If the theologian Werner Elert is correct (and I think he is) what eats at all of us is the sense that we are under judgment. We all have a sense that we are not enough. We want to be right. I don’t know about you, but I spend a fair amount of time going over events recent and long ago. I analyze the scenario and argue the case in my favor. After indulging in this poor-baby whining for a while, I tell myself, “Stop it.” And I do stop, for a while. And then I start in again.

I am living as if being right depends on me. I’m destined for the dustbin. That is where my being right ends up as well.

PROGNOSIS: Conspicuous Consumption Continued

Step 4: Initial Prognosis (Eternal Solution): The Bread of Life

Jesus offers himself to us as the bread of life, satisfying our hunger for righteousness, quenching our thirst to be enough. He accomplishes this in an unexpected way. At the cross, he is consumed by our will to be right. He carries our self-righteous judgment to his grave and leaves it there when he rises to new life. The tree of death becomes the tree of life for us.

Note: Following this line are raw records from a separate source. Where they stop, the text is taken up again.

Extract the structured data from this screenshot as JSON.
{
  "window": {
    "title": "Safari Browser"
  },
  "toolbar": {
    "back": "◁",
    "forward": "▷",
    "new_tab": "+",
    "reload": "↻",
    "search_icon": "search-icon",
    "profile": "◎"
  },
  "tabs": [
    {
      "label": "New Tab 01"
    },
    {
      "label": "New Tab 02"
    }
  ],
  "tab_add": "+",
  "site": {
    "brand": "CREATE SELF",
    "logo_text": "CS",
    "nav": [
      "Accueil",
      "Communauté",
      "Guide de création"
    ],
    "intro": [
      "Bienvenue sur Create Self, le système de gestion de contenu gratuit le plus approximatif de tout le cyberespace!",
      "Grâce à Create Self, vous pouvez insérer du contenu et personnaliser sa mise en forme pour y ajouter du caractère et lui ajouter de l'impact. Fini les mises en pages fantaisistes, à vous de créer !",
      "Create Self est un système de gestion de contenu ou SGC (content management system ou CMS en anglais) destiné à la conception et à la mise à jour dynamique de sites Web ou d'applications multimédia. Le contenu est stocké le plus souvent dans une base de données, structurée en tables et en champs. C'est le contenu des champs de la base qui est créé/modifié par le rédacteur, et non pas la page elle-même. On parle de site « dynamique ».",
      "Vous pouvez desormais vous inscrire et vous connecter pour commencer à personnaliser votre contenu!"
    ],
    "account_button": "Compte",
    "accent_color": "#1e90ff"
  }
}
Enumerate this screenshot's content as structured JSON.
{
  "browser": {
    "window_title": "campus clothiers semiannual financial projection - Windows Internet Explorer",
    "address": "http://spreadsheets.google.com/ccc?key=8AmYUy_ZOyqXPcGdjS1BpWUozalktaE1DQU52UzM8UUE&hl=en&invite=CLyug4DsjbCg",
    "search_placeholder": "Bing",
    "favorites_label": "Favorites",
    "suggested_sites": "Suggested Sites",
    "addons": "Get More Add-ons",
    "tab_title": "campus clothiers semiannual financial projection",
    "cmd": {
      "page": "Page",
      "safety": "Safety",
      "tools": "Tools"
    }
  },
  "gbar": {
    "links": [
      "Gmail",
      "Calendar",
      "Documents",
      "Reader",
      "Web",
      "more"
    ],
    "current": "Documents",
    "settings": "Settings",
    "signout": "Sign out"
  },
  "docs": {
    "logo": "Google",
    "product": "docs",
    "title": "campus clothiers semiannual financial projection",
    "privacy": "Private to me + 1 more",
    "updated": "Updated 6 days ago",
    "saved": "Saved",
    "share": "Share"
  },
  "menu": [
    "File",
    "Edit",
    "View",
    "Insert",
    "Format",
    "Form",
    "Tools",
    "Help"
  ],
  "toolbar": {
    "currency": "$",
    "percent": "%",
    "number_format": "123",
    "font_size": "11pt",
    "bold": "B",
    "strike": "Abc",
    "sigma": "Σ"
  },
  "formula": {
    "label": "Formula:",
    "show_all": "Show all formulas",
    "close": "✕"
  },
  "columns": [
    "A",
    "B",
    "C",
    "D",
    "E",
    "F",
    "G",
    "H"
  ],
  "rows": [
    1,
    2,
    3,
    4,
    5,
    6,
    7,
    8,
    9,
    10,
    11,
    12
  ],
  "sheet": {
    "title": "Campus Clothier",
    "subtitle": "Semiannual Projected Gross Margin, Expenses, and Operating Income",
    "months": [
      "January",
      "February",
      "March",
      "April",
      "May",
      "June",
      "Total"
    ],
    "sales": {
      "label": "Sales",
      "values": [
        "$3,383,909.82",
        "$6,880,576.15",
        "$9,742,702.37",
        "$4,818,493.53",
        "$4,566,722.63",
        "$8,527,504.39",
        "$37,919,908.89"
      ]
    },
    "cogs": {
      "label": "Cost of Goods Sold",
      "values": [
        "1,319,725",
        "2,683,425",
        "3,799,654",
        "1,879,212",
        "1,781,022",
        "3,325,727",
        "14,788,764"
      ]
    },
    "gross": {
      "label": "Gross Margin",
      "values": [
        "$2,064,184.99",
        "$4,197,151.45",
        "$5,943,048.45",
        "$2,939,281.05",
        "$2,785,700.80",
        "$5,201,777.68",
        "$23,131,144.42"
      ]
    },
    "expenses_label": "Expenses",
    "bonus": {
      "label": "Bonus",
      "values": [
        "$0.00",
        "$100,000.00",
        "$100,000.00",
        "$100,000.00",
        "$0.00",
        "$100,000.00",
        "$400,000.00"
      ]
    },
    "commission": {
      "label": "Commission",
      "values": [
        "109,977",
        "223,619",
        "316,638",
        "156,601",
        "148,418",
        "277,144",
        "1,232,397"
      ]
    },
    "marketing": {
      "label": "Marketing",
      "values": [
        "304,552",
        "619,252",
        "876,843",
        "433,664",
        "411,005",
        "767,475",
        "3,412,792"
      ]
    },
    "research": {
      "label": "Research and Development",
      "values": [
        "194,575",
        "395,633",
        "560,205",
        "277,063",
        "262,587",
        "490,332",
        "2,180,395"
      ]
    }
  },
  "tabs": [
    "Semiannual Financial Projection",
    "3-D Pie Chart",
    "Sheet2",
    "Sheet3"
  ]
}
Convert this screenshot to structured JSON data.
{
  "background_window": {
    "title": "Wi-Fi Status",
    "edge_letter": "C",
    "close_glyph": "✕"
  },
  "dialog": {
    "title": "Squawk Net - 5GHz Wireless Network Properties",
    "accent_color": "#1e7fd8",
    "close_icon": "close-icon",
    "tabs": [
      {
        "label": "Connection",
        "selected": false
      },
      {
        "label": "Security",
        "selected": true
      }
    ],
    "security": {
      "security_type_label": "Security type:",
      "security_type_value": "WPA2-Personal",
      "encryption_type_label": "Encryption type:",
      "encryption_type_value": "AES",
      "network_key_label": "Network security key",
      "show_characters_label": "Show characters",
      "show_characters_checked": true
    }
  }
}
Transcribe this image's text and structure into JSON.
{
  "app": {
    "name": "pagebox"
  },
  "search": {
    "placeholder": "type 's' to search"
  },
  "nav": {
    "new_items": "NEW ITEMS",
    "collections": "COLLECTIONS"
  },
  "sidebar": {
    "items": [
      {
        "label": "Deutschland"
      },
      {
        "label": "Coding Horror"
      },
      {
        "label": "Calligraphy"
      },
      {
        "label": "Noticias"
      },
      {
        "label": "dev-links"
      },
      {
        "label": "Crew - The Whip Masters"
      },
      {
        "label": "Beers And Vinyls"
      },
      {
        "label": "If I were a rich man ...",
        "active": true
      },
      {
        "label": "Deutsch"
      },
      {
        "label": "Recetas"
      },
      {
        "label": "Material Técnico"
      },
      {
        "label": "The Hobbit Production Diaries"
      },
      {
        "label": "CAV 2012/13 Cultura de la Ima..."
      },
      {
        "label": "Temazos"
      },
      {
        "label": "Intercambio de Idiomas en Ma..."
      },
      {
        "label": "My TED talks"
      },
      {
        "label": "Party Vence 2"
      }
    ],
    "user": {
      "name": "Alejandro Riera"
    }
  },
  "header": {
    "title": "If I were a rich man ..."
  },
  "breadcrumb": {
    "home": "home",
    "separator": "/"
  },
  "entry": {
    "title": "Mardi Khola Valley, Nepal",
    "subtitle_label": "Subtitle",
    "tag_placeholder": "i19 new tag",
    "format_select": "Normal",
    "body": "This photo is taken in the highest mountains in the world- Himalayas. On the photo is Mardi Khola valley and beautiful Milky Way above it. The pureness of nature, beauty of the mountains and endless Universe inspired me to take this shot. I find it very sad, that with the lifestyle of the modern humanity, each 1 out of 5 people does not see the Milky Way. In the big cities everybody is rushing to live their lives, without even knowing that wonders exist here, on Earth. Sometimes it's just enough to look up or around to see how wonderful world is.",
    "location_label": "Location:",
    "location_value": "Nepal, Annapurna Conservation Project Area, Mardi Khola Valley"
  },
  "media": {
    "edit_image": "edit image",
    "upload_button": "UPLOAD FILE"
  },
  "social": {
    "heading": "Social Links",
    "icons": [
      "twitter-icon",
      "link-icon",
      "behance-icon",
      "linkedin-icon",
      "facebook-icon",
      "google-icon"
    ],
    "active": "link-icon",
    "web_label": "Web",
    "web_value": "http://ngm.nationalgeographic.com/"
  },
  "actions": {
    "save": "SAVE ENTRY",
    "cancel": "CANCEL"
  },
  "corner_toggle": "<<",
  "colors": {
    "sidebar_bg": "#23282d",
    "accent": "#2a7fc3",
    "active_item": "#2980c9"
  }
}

Step 5: Advanced Prognosis (Internal Solution): The Work of God

The people asked Jesus, “What must we do to perform the works of God?” Jesus answered, “This is the work of God, that you believe in him whom he has sent.” So, faith in Jesus is not our work. God works faith in and upon us. It is an altar upon which, like the burnt offerings of old, our will to be righteous is consumed.
God reminds us of his work every time we dip our fingers in the baptismal font, where God traded our sins for Jesus’ righteousness. God strengthens this faith in us every time we approach the altar to consume the body and blood of Christ.
I keep singing a lyric from “Across the Border,” by Bruce Springsteen. Listen to the version sung by Linda Ronstadt and Emmylou Harris.
For what are we
Without hope in our hearts
That someday we’ll drink from God’s blessed waters
And eat the fruit from the vine
I know love and fortune will be mine
Somewhere across the border.

Step 6: Final Prognosis (External Solution): A Consumptive Life

What does life look like for those of us with hope in our hearts? At the risk of riding this metaphor too far, it looks consumptive. This is not the tubercular kind, but consumptive, as in filled with blessings and grace.

Dear reader, no doubt you can give witness to the specifics of such a life. There are many ways people live out their lives filled with hope. The specific example that comes to my mind is comprised of a double handful of friends who weekly travel just a few miles to a church placed a world away from their own. It is just a few miles from Grace, River Forest, to Harmony Church in the Lawndale neighborhood of Chicago. They gather with members of Harmony in the undercroft of their church. These good Harmony people have the equivalent of five loaves and two fish. By God’s grace the undercroft is filled with enough food to feed the multitude of hungry families in the neighborhood. As they meet the physical hunger of the people in that place, they give witness to that day God has prepared for us, when we’ll drink from God’s blessed water and eat the fruit from the vine.